Cross-Modal Retrieval Meets Inference:Improving Zero-Shot Classification with Cross-Modal Retrieval
This addresses the challenge of maintaining zero-shot generalization in vision-language models for researchers and practitioners, though it is incremental as it builds on CLIP without introducing new training paradigms.
The paper tackles the problem of performance degradation in CLIP's zero-shot classification on unseen classes when fine-tuned, by proposing X-MoRe, an inference method that uses cross-modal retrieval from external datasets and modal-confidence-based ensemble, resulting in robust performance across tasks without additional training.

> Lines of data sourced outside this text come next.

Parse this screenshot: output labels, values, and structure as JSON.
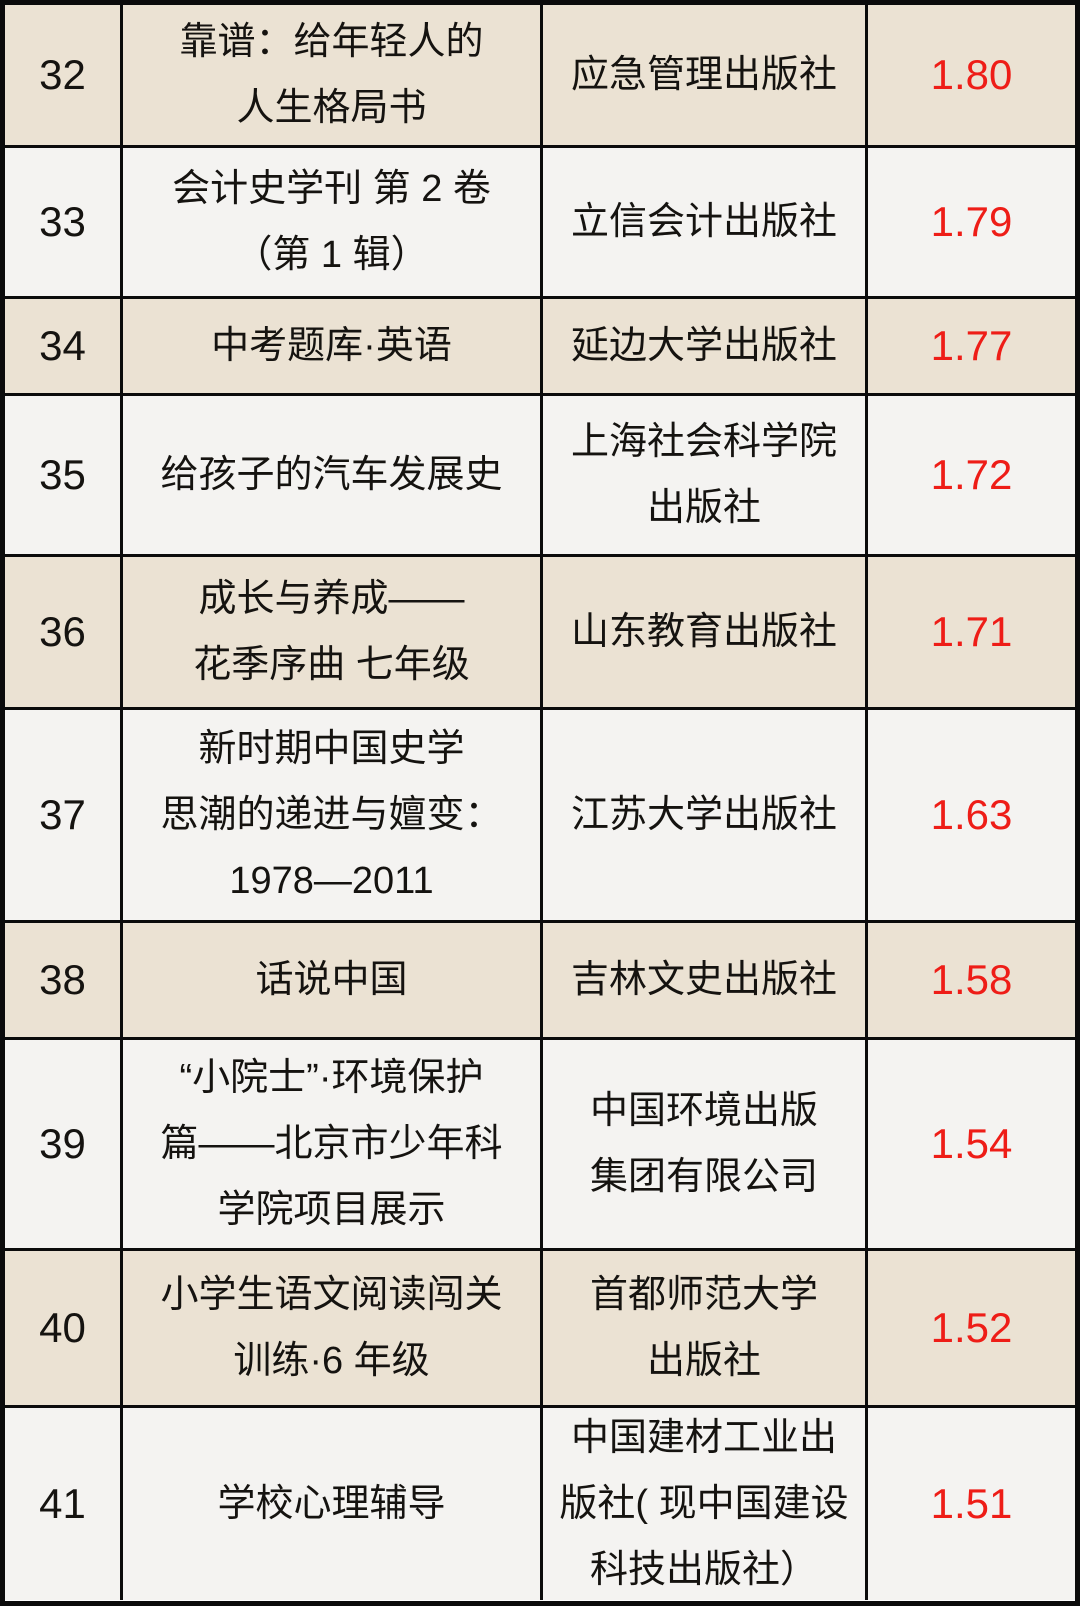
{
  "colors": {
    "row_shade_beige": "#ebe2d3",
    "row_shade_white": "#f4f3f1",
    "border_black": "#0b0b0b",
    "index_red": "#ee1d17",
    "text_black": "#151310"
  },
  "table": {
    "column_semantics": [
      "rank",
      "book_title",
      "publisher",
      "index_value"
    ],
    "rows": [
      {
        "rank": "32",
        "title_lines": [
          "靠谱：给年轻人的",
          "人生格局书"
        ],
        "publisher_lines": [
          "应急管理出版社"
        ],
        "index": "1.80",
        "shade": "beige"
      },
      {
        "rank": "33",
        "title_lines": [
          "会计史学刊 第 2 卷",
          "（第 1 辑）"
        ],
        "publisher_lines": [
          "立信会计出版社"
        ],
        "index": "1.79",
        "shade": "white"
      },
      {
        "rank": "34",
        "title_lines": [
          "中考题库·英语"
        ],
        "publisher_lines": [
          "延边大学出版社"
        ],
        "index": "1.77",
        "shade": "beige"
      },
      {
        "rank": "35",
        "title_lines": [
          "给孩子的汽车发展史"
        ],
        "publisher_lines": [
          "上海社会科学院",
          "出版社"
        ],
        "index": "1.72",
        "shade": "white"
      },
      {
        "rank": "36",
        "title_lines": [
          "成长与养成——",
          "花季序曲 七年级"
        ],
        "publisher_lines": [
          "山东教育出版社"
        ],
        "index": "1.71",
        "shade": "beige"
      },
      {
        "rank": "37",
        "title_lines": [
          "新时期中国史学",
          "思潮的递进与嬗变：",
          "1978—2011"
        ],
        "publisher_lines": [
          "江苏大学出版社"
        ],
        "index": "1.63",
        "shade": "white"
      },
      {
        "rank": "38",
        "title_lines": [
          "话说中国"
        ],
        "publisher_lines": [
          "吉林文史出版社"
        ],
        "index": "1.58",
        "shade": "beige"
      },
      {
        "rank": "39",
        "title_lines": [
          "“小院士”·环境保护",
          "篇——北京市少年科",
          "学院项目展示"
        ],
        "publisher_lines": [
          "中国环境出版",
          "集团有限公司"
        ],
        "index": "1.54",
        "shade": "white"
      },
      {
        "rank": "40",
        "title_lines": [
          "小学生语文阅读闯关",
          "训练·6 年级"
        ],
        "publisher_lines": [
          "首都师范大学",
          "出版社"
        ],
        "index": "1.52",
        "shade": "beige"
      },
      {
        "rank": "41",
        "title_lines": [
          "学校心理辅导"
        ],
        "publisher_lines": [
          "中国建材工业出",
          "版社( 现中国建设",
          "科技出版社）"
        ],
        "index": "1.51",
        "shade": "white"
      }
    ]
  }
}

Contrastive language-image pre-training (CLIP) has demonstrated remarkable zero-shot classification ability, namely image classification using novel text labels. Existing works have attempted to enhance CLIP by fine-tuning on downstream tasks, but these have inadvertently led to performance degradation on unseen classes, thus harming zero-shot generalization. This paper aims to address this challenge by leveraging readily available image-text pairs from an external dataset for cross-modal guidance during inference. To this end, we propose X-MoRe, a novel inference method comprising two key steps: (1) cross-modal retrieval and (2) modal-confidence-based ensemble. Given a query image, we harness the power of CLIP's cross-modal representations to retrieve relevant textual information from an external image-text pair dataset. Then, we assign higher weights to the more reliable modality between the original query image and retrieved text, contributing to the final prediction. X-MoRe demonstrates robust performance across a diverse set of tasks without the need for additional training, showcasing the effectiveness of utilizing cross-modal features to maximize CLIP's zero-shot ability.